Portanto, um autor com tamanha liberdade estava apto a tratar das mazelas sociais. No capítulo XI, “O menino é pai do homem”, por exemplo, o narrador descreve os primeiros anos de sua infância, quando recebeu a alcunha de “menino diabo”, tamanhas as suas traquinagens, a exemplo do dia em que atingiu a cabeça de uma escrava que lhe negara uma colher do doce de coco que estava fazendo. Em seguida, apresenta ao leitor o interessante personagem Prudêncio, um dos poucos escravos a serem nomeados na produção machadiana, pois eram seres invisíveis. Ele servia como cavalo de brincadeiras diárias para a criança:
- Punha as mãos no chão, recebia um cordel nos queixos, à guisa de freio, eu trepava-lhe ao dorso, com uma varinha na mão, fustigava-o, dava mil voltas a um e outro lado, e ele obedecia, — algumas vezes gemendo, — mas obedecia sem dizer palavra, ou quando muito, um — “ai, Nhonhô!” — ao que eu retorquia: — “Cala a boca, besta!”
Vê-se que Brás Cubas, com apenas 6 anos de idade, reproduzia no escravo os maus-tratos que presenciava em seu meio social, inclusive os praticados por seus pais, os quais tratavam os negros como bens, como coisas, sem dignidade humana. Diante de todo abuso cometido pelo filho, eles assistiam sem qualquer repreensão: “... meu pai, passado o alvoroço, dava-me pancadinhas na cara, e exclamava a rir: Ah! Brejeiro! ah! brejeiro...”
O personagem cresce tendo seu “cavalo” Prudêncio ao lado, mas sempre de forma invisível, salvo nos momentos em que lhe oferecia pancadas e açoites que lhe marcavam o couro. Após a morte de sua mãe, por exemplo, acabada a missa fúnebre de sétimo dia, Brás Cubas tomou posse de alguns bens – uma espingarda, livros, roupas, charutos e Prudêncio – e se instalou “sozinho” numa velha casa de sua propriedade. A presença do escravo, sempre ao seu lado, sequer era notada; era como um ser inanimado, cuja voz jamais pronunciava palavra alguma. Na verdade, era um criado-mudo que existia apenas para servir, semelhante ao móvel homônimo. A única exceção ocorreu no dia em que o serviçal rompeu o silêncio para informar ao “senhorzinho” que uma pessoa de seu conhecimento havia se mudado na véspera para uma casa próxima, a apenas duzentos passos dali. Foi sua única fala durante todo aquele período.

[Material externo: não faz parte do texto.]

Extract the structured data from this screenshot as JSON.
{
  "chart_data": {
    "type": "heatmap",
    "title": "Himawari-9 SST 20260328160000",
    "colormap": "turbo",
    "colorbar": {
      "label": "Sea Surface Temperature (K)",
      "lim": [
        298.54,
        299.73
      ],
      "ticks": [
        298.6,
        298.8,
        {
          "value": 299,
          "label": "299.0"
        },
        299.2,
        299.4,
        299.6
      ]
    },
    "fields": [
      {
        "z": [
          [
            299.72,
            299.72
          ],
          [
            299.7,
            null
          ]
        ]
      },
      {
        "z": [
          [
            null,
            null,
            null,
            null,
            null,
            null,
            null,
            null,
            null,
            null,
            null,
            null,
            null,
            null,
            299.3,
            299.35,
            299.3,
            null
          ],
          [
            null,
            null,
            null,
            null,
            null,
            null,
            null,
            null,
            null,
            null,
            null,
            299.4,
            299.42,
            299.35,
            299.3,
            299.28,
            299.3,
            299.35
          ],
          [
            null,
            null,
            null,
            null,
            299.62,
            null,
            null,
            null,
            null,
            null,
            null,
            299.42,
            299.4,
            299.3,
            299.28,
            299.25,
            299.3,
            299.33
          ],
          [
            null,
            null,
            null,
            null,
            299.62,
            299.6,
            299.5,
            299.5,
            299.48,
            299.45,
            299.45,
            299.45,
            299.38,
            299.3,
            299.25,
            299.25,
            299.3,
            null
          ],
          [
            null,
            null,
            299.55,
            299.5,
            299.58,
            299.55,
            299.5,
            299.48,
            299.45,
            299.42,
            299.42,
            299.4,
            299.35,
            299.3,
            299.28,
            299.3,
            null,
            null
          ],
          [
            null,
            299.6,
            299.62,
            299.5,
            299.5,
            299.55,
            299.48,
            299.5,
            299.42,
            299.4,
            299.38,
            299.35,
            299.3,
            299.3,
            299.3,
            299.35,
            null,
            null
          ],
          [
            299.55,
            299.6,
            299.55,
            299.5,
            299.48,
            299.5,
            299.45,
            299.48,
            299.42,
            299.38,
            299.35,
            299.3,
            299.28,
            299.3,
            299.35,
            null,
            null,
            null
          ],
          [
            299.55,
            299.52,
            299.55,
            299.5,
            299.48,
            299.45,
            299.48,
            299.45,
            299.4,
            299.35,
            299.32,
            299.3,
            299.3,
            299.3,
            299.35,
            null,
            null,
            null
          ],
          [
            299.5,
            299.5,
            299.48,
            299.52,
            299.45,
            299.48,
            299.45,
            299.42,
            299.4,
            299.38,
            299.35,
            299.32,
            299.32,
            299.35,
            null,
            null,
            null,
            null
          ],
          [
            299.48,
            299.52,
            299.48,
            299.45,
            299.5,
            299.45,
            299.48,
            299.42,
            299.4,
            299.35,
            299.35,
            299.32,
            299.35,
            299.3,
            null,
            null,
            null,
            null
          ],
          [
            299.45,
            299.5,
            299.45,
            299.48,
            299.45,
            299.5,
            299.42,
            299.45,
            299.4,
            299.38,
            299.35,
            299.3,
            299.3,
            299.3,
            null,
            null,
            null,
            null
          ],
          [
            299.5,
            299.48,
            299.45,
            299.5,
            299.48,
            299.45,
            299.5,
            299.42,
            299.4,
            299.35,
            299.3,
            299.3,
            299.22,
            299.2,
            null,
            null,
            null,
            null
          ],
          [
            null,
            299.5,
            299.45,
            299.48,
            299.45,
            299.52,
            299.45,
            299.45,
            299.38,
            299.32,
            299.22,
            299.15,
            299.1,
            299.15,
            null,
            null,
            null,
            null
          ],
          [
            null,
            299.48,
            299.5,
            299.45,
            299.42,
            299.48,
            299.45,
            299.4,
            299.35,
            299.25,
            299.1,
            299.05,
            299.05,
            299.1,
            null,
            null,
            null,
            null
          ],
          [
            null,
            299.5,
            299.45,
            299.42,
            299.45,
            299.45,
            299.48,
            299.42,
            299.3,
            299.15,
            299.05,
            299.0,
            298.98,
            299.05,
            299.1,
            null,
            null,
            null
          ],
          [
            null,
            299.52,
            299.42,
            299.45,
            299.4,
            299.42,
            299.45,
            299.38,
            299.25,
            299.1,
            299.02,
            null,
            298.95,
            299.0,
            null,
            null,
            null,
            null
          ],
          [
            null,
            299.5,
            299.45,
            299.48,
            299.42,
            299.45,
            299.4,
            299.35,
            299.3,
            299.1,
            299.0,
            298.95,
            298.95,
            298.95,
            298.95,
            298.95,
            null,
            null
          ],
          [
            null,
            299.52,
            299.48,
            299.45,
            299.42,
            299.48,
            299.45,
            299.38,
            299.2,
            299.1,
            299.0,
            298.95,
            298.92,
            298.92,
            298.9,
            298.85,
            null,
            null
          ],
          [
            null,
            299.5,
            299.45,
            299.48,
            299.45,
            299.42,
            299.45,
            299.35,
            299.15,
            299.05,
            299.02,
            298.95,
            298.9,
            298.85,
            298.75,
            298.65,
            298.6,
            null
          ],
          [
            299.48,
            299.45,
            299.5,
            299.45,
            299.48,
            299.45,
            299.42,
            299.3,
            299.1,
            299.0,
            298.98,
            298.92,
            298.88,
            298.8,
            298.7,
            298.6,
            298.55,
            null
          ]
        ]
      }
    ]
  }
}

Anos depois, após o falecimento de seu pai, no capítulo “Herança” (XLVI), Prudêncio volta a ser lembrado, novamente exibindo todos os traços de mero objeto, pois era um bem a ser partilhado entre Brás Cubas e sua irmã Sabina. Sua irmã indaga sobre a divisão da herança e inclui na partilha os escravos Paulo e Prudêncio. Nesse instante, ela toma conhecimento de que o cativo já era livre:
— Bem; fico com o Paulo e o Prudêncio.
— O Prudêncio está livre.
— Livre?
— Há dois anos.
— Livre? Como seu pai arranjava estas coisas cá por casa, sem dar parte a ninguém! Está direito. Quanto à prata... creio que não libertou a prata?
Sabina recebeu a notícia com extrema surpresa, pois, além de representar um bem de bom valor, o ex-escravo continuava servindo à família, mesmo estando, em tese, livre. Divididos os bens, Prudêncio finalmente toma seu próprio rumo e apenas muitos capítulos depois reaparece no romance. E, agora, de forma bastante curiosa, não mais como escravo. No capítulo “O Vergalho” (LXVIII), Brás Cubas palmilhava pelas ruas da cidade quando viu uma aglomeração; “era um preto que vergalhava outro na praça”, o qual não se atrevia a fugir, limitando-se a pedir perdão: — “Não, perdão, meu senhor; meu senhor, perdão!”. Entretanto, as súplicas eram em vão; aliás, apenas instigavam o açoitador a desferir novas e mais fortes vergalhadas, seguidas de um tratamento animalesco (— “Cala a boca, besta!”), como se o açoitado fosse um bicho.
Assustado com o tratamento dispensado ao açoitado, Brás Cubas parou e identificou quem empunhava o vergalho: nada menos que o antigo escravo que seu pai libertara antes de morrer, Prudêncio. Ao vê-lo, o agora senhor de escravos se deteve e pediu-lhe a bênção, instante em que Brás Cubas determinou que parasse o açoite: — “Pois não, nhonhô. Nhonhô manda, não pede. Entra para casa, bêbado!”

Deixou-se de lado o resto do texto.